Greens Go Nuts- Nominate opponent to Wellstone

Michael McIntyre mmcintyr at depaul.edu
Wed May 29 12:51:20 PDT 2002


The repeated failure of third parties CANNOT be explained as a collective action problem. A collective action problem kicks in when people fail to undertake action that is in their collective interest because each one, individually, is better off failing to cooperate. Because your individual act does not determine whether or not a public good is provided, you have an incentive to free ride.

Now, is voting for Dems rather than third parties an instance of this kind of reasoning? Absolutely not. Strategic voting involves a curious mixture of strategic thinking and strategic blindness. One is simultaneously required to count one's vote for a third party as a wasted vote, but one's vote for the Dems as carrying great weight. The fact is that whether you consider the public good to be provided as (a) a victory for the Democrats over the Republicans or (b) the establishment of a viable electoral force on the Left, your individual vote is of no significant account. If people thought the way the collective action problem suggests people think, then people would simply not vote, on the entirely reasonable proposition that their individual vote will never, in the course of their lifetime, sway even the most inconsequential election in one direction or another.

Instead, we get the phenomenon of double accounting. For some reason, people who might otherwise be tempted to vote for a third party manage to convince themselves that their vote given to a third party is inconsequential, while that same vote simultaneously denied to the Dems is of enormous consequence. The fallacy of strategic voting is, in my view, the strongest single empirical refutation of rational choice theory.

Dare I suggest hegemony at work here?

MM


>>> nathan at newman.org 05/29/02 01:30PM >>>
----- Original Message ----- From: "Carrol Cox" <cbcox at ilstu.edu>


>Nathan is a real puzzle. He isn't stupid. He isn't a coward. He has very
>few reactionary positions (the only one I can remember is his offensive
>support of U.S. war crimes in Yugoslavia). He has an activist record to
>be proud of. So his absurd attachment to the DP is hard to explain or
>understand.

Yet my attachment is merely a more articulated version of the attachment of millions of progressive voters-- black, latino, union, feminist, even socialist. You seem by your statement to be explaining all those millions of Democratic votes by some combination of stupidity or cowardice. It is precisely because I understand and identify with those millions of other voters that I believe that third party politics is so doomed. It's just unconvincing as a strategy and, by definition, if it can't convince those millions of progressive voters, it can't suceed no matter how nice it might sound in the abstract.

Even if I could be convinced personally, on balance, that third party voting would be better, that reasonable attachment to the Dems means that there is a collective action problem barring third party success, since everyone will not jump at once, and as long as most people are not jumping, even fewer will jump. So third party voting is and will be restricted to the small group of folks willing to ignore the basic reality of the irrationality of their third party voting.

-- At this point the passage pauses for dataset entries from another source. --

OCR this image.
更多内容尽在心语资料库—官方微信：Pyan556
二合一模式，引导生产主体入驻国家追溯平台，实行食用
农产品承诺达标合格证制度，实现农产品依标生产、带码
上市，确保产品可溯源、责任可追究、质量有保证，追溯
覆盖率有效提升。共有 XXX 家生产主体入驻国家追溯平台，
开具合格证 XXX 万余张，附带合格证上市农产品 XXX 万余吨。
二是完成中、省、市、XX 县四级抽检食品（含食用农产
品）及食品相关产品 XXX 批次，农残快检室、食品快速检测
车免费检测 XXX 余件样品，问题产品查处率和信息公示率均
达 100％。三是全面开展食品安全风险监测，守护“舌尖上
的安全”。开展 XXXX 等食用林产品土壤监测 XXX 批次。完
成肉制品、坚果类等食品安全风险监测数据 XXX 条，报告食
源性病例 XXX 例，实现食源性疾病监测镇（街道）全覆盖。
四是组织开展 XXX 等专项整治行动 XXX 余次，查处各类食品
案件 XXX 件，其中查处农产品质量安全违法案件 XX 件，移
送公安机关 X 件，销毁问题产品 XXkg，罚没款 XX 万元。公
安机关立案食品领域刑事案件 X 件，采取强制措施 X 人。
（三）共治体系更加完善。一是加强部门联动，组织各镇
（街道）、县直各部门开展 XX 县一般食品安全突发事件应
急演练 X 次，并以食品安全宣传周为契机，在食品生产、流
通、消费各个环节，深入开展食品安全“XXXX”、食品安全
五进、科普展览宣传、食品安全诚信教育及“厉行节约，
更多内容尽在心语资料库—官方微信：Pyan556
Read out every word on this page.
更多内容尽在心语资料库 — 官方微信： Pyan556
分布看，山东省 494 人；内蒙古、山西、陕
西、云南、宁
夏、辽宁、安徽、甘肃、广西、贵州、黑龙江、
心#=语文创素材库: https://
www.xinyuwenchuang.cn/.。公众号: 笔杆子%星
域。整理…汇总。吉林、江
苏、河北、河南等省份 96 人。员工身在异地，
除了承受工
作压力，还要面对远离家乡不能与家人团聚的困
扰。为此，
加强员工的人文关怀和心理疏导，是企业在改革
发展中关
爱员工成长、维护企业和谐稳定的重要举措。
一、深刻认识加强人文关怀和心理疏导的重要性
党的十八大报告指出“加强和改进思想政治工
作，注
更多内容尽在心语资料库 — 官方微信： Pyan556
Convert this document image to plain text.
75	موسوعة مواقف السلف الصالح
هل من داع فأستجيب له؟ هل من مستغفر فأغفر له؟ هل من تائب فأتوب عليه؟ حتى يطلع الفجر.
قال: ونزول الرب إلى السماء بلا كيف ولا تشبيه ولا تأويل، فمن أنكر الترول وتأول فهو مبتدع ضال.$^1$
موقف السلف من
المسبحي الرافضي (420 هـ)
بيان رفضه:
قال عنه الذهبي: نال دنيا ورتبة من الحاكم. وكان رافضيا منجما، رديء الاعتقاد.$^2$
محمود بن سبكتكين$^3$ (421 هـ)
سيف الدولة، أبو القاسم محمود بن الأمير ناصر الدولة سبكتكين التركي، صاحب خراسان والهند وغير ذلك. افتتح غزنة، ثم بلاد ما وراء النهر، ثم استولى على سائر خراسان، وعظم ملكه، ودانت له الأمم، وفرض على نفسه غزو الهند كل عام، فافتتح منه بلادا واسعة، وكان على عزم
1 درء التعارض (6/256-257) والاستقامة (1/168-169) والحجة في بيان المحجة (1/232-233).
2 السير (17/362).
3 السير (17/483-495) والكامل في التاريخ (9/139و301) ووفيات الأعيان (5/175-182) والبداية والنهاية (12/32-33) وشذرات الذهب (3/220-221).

In a sense, I have the reverse puzzlement of Carrol. Most folks on this list are intelligent but refuse to recognize the inherent collective action obstacle to third party success. Even if they personally like the idea, since it can't succeed, their dogged support for it is puzzling. So much intellectual firepower is deployed to argue for Nixon's relative merits, yet very little is deployed in strategies for making the lesser-evil reality of the two-party system work better for progressives. I hardly think the political reality of Democratic leaders is ideal as it is, but also just see the irrationality of organizing around a strategy that is inherently self-defeating. So the third alternative is to figure out how to strategically make the best of the real options in the electoral realm that we have available.